As for tourism, there is not enough actual or potential hotel, guest house, and other tourist capacity on the mainland to support a large volume of holiday traffic, on the one hand, and precious little for tourists to see or do once they get here compared to other Caribbean and nearby Central American destinations, on the other. There is still scope for tourist expansion in the Grenadines but most international vistors will continue to arrive from Barbados as they now do because the number and variety of flights will always exceed those of Argyle.
What this means is that the Argyle International Airport is a white elephant cleverly dressed up as a Trojan Horse whose debts will drag us into further economic decline for decades to come.
Only very high priced agricultural comodities can shipped by air. Low priced items cannot, because it make the comoddity overpriced for the recipient markets.
These statements are designed to fool the farmers who are abandoning the ULP in their flocks. They are now very much aware that every last one of them have been shafted by the ULP.
What the government should do is pay the 60 farmers whose land was taken to build the airport on, and now in 2014 they still haven’t been paid for their land.
Stop trying to fool the people and pay for the farmers land, now.
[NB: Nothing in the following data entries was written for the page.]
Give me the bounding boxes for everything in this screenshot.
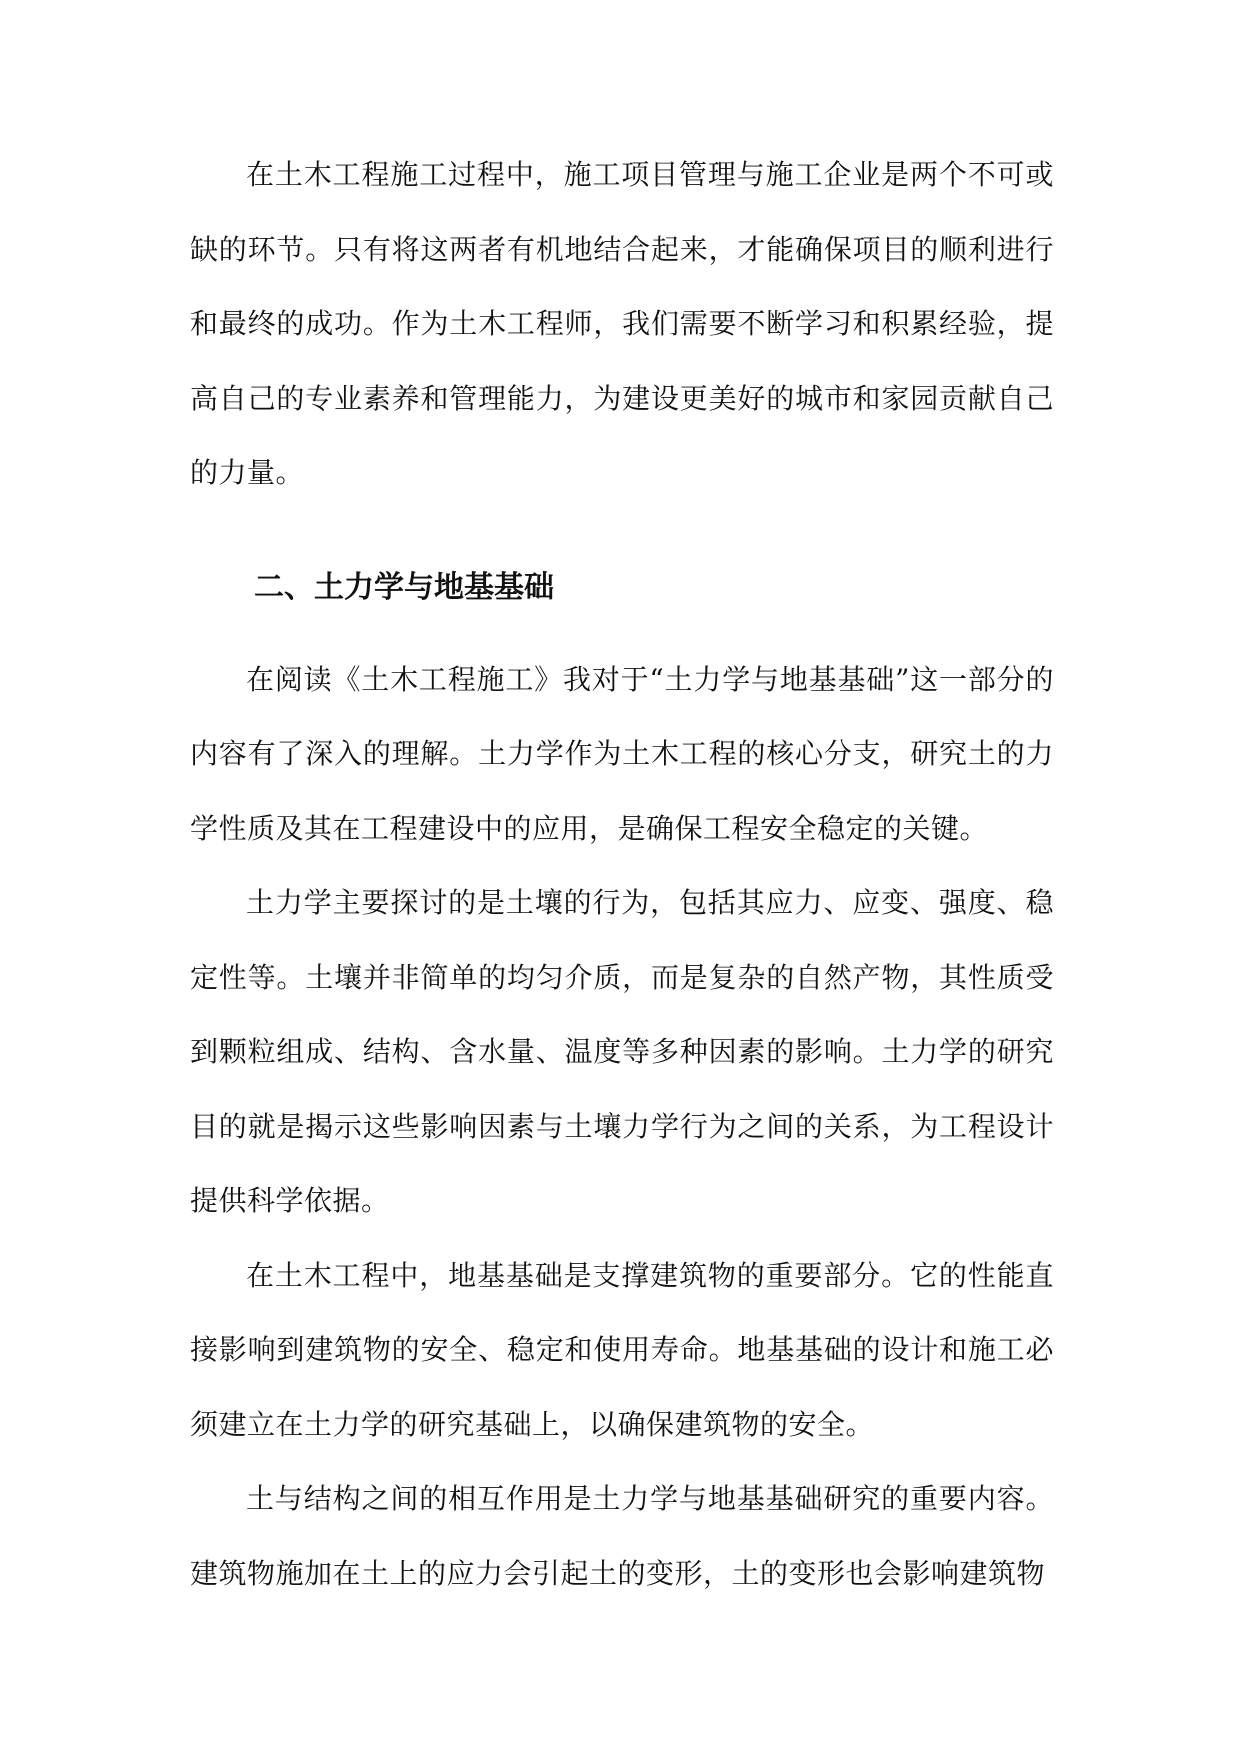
paragraph-project-management: 在土木工程施工过程中，施工项目管理与施工企业是两个不可或缺的环节。只有将这两者有机地结合起来，才能确保项目的顺利进行和最终的成功。作为土木工程师，我们需要不断学习和积累经验，提高自己的专业素养和管理能力，为建设更美好的城市和家园贡献自己的力量。 (190, 158, 1054, 489)
paragraph-reading-intro: 在阅读《土木工程施工》我对于“土力学与地基基础”这一部分的内容有了深入的理解。土力学作为土木工程的核心分支，研究土的力学性质及其在工程建设中的应用，是确保工程安全稳定的关键。 (190, 662, 1054, 845)
document-page (190, 138, 1054, 1611)
section-heading: 二、土力学与地基基础 (254, 569, 554, 605)
paragraph-foundation: 在土木工程中，地基基础是支撑建筑物的重要部分。它的性能直接影响到建筑物的安全、稳定和使用寿命。地基基础的设计和施工必须建立在土力学的研究基础上，以确保建筑物的安全。 (190, 1258, 1054, 1441)
paragraph-soil-mechanics: 土力学主要探讨的是土壤的行为，包括其应力、应变、强度、稳定性等。土壤并非简单的均匀介质，而是复杂的自然产物，其性质受到颗粒组成、结构、含水量、温度等多种因素的影响。土力学的研究目的就是揭示这些影响因素与土壤力学行为之间的关系，为工程设计提供科学依据。 (190, 886, 1054, 1217)
paragraph-soil-structure-interaction: 土与结构之间的相互作用是土力学与地基基础研究的重要内容。建筑物施加在土上的应力会引起土的变形，土的变形也会影响建筑物 (190, 1482, 1054, 1590)
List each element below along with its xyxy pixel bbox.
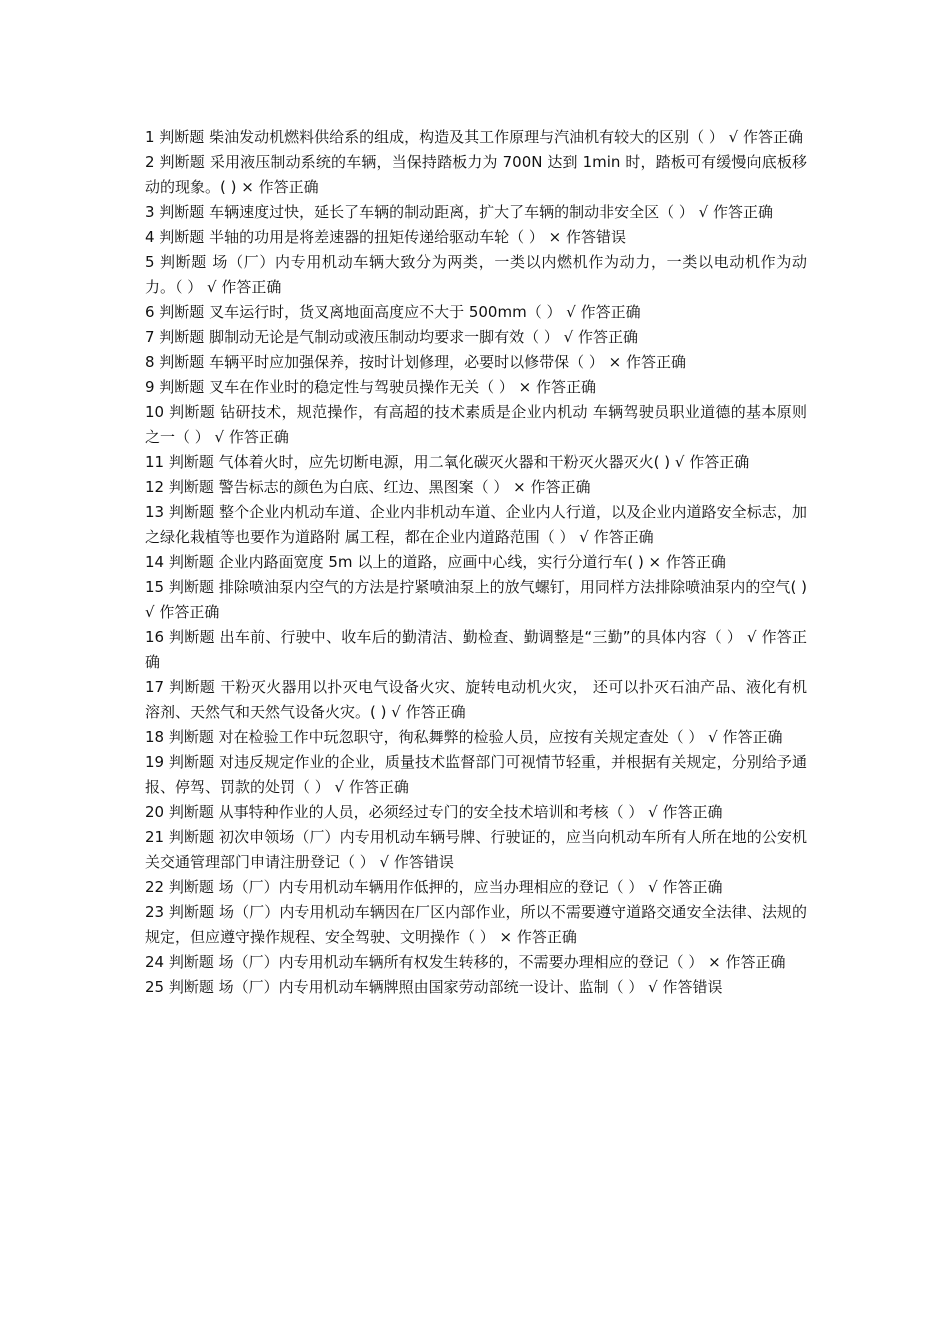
question-item: 17 判断题 干粉灭火器用以扑灭电气设备火灾、旋转电动机火灾， 还可以扑灭石油产品、液化有机溶剂、天然气和天然气设备火灾。( ) √ 作答正确 [145, 678, 807, 721]
question-item: 2 判断题 采用液压制动系统的车辆，当保持踏板力为 700N 达到 1min 时，踏板可有缓慢向底板移动的现象。( ) × 作答正确 [145, 153, 807, 196]
question-item: 15 判断题 排除喷油泵内空气的方法是拧紧喷油泵上的放气螺钉，用同样方法排除喷油泵内的空气( ) √ 作答正确 [145, 578, 807, 621]
question-item: 13 判断题 整个企业内机动车道、企业内非机动车道、企业内人行道，以及企业内道路安全标志，加之绿化栽植等也要作为道路附 属工程，都在企业内道路范围（ ） √ 作答正确 [145, 503, 807, 546]
question-item: 5 判断题 场（厂）内专用机动车辆大致分为两类，一类以内燃机作为动力，一类以电动机作为动力。（ ） √ 作答正确 [145, 253, 807, 296]
question-item: 1 判断题 柴油发动机燃料供给系的组成，构造及其工作原理与汽油机有较大的区别（ ） √ 作答正确 [145, 128, 803, 146]
question-item: 23 判断题 场（厂）内专用机动车辆因在厂区内部作业，所以不需要遵守道路交通安全法律、法规的规定，但应遵守操作规程、安全驾驶、文明操作（ ） × 作答正确 [145, 903, 807, 946]
question-item: 16 判断题 出车前、行驶中、收车后的勤清洁、勤检查、勤调整是“三勤”的具体内容（ ） √ 作答正确 [145, 628, 807, 671]
question-item: 14 判断题 企业内路面宽度 5m 以上的道路，应画中心线，实行分道行车( ) × 作答正确 [145, 553, 726, 571]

Nothing whatsoever is being done in Agriculture, Tourism or Fisheries to prepare the stakeholders to benefit from the airport at Argyle, yet the ministers are saying that these sectors will benefit tremendously. These guys are all out just to fool the masses. What is happening Sabato and Ces so that benefits can be gained? You guys have to be crazy.
URLAN, its not the mass’s that they are fooling, the Diaspora is their target, they know if they fool them, then the families will follow them and vote in the way they are instructed.
I wrote this on another post today “The ULP leadership work on the premise that you can take the idiots out of SVG, but you cannot take ULP out of the idiots”.
ben-DAVID, there is a great white elephant tied up in this.